5. Is most Chipotle food organic?
Chipotle regularly brags about its organic cilantro, its cotton products, and how it’s doing more than the rest of the industry to promote organic food. And that may be true—but organic pickings at Chipotle are still slim. (Chipotle’s Arnold says, “Twitter is somewhat limited for communications like that because of the 140-character limit, but I don’t think they ever imply that our food is ‘organic.'”) According to the Chipotle website, the only organic items—unlike the word “natural,” organic has a strict USDA definition—are beans, oregano, avocado, and cilantro, and potentially jalapenos and rice.
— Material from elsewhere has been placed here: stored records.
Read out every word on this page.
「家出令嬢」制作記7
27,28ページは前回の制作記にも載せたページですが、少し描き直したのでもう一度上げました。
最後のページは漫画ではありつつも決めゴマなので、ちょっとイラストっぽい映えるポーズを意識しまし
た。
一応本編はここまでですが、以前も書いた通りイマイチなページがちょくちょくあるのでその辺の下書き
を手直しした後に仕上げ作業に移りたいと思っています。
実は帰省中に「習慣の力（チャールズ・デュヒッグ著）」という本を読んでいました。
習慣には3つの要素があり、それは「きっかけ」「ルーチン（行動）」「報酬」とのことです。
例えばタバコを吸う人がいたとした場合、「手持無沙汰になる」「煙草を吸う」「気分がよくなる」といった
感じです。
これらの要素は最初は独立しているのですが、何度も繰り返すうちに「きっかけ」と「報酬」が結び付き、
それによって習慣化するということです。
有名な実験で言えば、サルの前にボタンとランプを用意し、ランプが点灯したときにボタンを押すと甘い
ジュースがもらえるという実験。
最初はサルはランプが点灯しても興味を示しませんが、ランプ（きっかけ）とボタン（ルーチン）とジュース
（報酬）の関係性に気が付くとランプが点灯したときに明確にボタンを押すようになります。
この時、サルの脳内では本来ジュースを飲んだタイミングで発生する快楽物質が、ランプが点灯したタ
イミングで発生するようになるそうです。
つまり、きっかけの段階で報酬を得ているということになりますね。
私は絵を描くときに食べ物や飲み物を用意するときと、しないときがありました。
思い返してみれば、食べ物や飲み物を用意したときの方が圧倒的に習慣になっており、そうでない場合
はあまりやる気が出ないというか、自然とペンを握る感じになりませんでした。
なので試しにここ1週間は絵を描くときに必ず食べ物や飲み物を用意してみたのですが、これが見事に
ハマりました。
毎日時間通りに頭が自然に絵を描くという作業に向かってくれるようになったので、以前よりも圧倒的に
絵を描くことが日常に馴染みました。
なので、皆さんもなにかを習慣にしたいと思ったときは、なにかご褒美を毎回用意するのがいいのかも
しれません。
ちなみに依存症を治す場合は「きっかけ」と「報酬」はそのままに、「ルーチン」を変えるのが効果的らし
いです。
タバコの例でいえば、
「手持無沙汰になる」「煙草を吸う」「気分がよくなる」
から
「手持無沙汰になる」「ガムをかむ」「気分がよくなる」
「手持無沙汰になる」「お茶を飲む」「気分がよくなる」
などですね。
And judging by Chipotle’s Twitter account, Chipotle isn’t revealing on its website that ingredients, like beans, labeled “organic” are not entirely organic. (Arnold argues, “We are quite careful in labeling these things so our customers know what we have and where.”)
So if you’re headed off to lunch after reading this article, and you want to eat organic, avoid GMOs, and get food that’s locally sourced—your best best is to go to a grocery store, read the labels very carefully, and make a sandwich. But if that’s not an option, you’re far better off going to Chipotle than McDonald’s, where if you order a burger—literally just a bun, meat, and Big Mac sauce—you’re eating more than 60 ingredients. Good luck, America.